Sorti de la forêt pétrifiée, j'aborde nonchalant le golfe d'Eänn, qui s'étend en un bras
de terre enserrant cette mer pale.
Sur la jetée, une forme va et vient, tenant à la main un grand parchemin. De là où je
suis, je l'entends :
- Mais oui, pourtant, ce devrait être par là-bas… Mes calculs ne m'ont jamais
trompé…
Puis, m'apercevant, il accourt vers moi.
- Jeune homme, jeune homme ! Dites-moi, me lance-t-il d'une voix chevrotante, en
revissant ses lorgnons sur son nez fripé, suis-je fou ?
A le voir, on dirait un bon vieillard exubérant, comme j'ai l'habitude d'en croiser sur
ma route…
- Je ne sais, vieil homme, de toute façon, ce n'est pas a moi de vous
juger.
Et, se rapprochant plus de moi, il me tend la carte, et commence à psalmodier ces vers
:
Bordée d'une virée d'étoiles,
Embrassée par les cinq mers,
Sagesse des astronomes,
Aux temps anciens, cité aux mille cieux.
Infula Atlantis
Terre engloutie de vallons
Et montagnes, sienne lavée
De ce flot monstrueux.
Infula Atlantis
La terreur vient, sous le
Silence des Dieux,
Grondant de son funeste ravage,
Aux dernières heures mourantes.
Infula Atlantis
Reverra-t-on un jour,
Briller l'or des Anciens…
- Bien belle histoire, n'est-ce pas, achève –t-il enfin, courbé sur sa carte qu'il
m'arrache des mains.
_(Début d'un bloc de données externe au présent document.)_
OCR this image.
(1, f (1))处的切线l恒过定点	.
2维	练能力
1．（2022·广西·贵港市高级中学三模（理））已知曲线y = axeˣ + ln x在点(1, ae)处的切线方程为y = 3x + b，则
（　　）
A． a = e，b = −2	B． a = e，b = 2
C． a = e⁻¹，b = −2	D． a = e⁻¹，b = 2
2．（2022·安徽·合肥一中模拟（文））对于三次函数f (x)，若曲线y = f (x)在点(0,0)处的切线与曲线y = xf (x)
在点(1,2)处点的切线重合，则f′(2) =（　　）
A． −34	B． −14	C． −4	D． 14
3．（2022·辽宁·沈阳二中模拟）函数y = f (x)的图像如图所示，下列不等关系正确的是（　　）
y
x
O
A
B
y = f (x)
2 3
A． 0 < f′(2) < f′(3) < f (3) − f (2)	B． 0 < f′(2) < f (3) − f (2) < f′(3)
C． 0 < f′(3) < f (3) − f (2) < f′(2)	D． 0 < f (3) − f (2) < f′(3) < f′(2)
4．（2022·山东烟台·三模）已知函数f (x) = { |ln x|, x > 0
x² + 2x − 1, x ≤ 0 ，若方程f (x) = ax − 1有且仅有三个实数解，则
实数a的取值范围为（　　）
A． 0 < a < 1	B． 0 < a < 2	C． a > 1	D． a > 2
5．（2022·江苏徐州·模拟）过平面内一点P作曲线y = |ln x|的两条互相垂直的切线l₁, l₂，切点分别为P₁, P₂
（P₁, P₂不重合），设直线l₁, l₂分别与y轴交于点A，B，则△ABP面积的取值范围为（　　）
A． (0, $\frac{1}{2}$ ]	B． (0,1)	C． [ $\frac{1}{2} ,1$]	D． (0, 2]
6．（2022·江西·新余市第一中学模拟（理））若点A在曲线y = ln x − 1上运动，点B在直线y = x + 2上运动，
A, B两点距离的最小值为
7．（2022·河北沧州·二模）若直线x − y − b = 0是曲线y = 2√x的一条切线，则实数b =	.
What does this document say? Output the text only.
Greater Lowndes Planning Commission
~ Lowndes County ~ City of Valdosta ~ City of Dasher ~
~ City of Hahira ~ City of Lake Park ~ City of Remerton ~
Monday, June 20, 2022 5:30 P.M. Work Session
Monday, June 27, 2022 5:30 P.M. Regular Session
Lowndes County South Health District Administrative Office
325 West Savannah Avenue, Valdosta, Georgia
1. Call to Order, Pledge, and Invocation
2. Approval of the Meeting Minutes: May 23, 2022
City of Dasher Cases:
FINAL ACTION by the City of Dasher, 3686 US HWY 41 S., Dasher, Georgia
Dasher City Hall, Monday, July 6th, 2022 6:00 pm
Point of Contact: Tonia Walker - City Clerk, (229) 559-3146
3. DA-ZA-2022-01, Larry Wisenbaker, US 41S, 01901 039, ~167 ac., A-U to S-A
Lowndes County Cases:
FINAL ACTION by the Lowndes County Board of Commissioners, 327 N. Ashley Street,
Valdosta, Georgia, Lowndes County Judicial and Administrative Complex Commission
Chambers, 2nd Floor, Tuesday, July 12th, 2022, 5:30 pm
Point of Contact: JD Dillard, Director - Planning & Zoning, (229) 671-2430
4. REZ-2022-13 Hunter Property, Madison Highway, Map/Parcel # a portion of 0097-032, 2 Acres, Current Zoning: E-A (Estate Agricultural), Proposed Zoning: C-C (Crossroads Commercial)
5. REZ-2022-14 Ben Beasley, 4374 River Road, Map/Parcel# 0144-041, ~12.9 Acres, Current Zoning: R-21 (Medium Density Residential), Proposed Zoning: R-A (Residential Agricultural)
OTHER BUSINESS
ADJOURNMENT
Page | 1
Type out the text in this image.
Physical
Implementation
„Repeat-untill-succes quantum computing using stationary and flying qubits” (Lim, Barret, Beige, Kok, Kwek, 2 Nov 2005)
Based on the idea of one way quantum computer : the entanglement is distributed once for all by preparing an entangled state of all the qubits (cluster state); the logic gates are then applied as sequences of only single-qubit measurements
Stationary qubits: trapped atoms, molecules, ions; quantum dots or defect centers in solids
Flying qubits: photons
Dommage qu'elle ne soit qu'une légende, hélas.
- Pourquoi, une légende, vieil homme ?
- Tryssïas, je te prie, mon garçon, je me nomme Tryssïas… Et légende, hélas, car seule
chimère elle est. Cela fait des années que je la cherche en vain, cette merveille de cité, et jamais je ne la trouve… Conclusion ? Elle n'existe tout simplement pas.
Et la voilà qui commence a gémir et a piétiner le sol.
"Voila un personnage des plus intéressants…"
- Tryssïas, les légendes sont faites ainsi… Veux-tu que cette légende-ci vive
?
- Bien sur, j'y ai consacré ma vie.
- Alors, ne court donc pas après des dragons dorés, transmets ce que tu sais… Il vaut
mieux parfois rêver de trésors que d'en poursuivre un.